What is age-related macular degeneration (AMD)?
Age-related macular degeneration (AMD) is a degenerative disease of the central area of the retina (the macula), and is the most frequent cause of irreversible and severe vision loss in patients over 60 years of age in the countries developed.
The disease usually begins in one eye, and later appears in the contralateral eye, making the patient unaware of the disease, unless the healthy eye is covered when the other is already diseased.
Why does AMD occur?
There are factors that predispose to the appearance of amd, such as age, genetic predisposition, solar radiation, smoking, an unbalanced diet, and other factors such as diabetes mellitus, high blood pressure, or high lipid and cholesterol levels.
Eye with AMD
How does AMD manifest?
In AMD there is a loss of central vision due to the involvement of the macula, making it difficult to carry out activities of daily living such as reading, watching television, driving… On the other hand, other symptoms such as:
There are two variants of AMD:
ATROPHIC OR DRY AMD: it is the most frequent amd (80%). It has a slow evolution, in which the macula loses cells that do not regenerate (it atrophies). There is no known treatment with successful results. Antioxidant vitamin supplements are often given as prevention, which can slow the progression of the disease if started early enough, but do not improve vision.

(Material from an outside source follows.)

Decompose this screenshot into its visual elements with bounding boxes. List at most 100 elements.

THE EXUDATIVE OR WET AMD: rapid vision loss occurs due to the growth of blood vessels that allow the passage of blood and fluids to the macula. In wet AMD, several antiangiogenic drugs are available, they slow down the growth of blood vessels and therefore stop the evolution of the disease. These drugs are given as intravitreal injections.
Being a degenerative disease associated with the passing of the years, it cannot be prevented.
However, measures can be taken in patients who have a greater predisposition to suffer amd (smokers, diabetics, hypertensive…), modifying lifestyle: control diet, exercise, keep good control of underlying pathologies such as diabetes or hypertension, and undergo periodic eye examinations from the age of 50.
It appears after the age of 50 due to the aging of the macula.
Loss of central vision (difficulty driving, reading, writing, watching television…).
It is advisable to perform an annual ophthalmological review after the age of 50.
Healthy diet, rich in vitamins and antioxidants, avoid tobacco.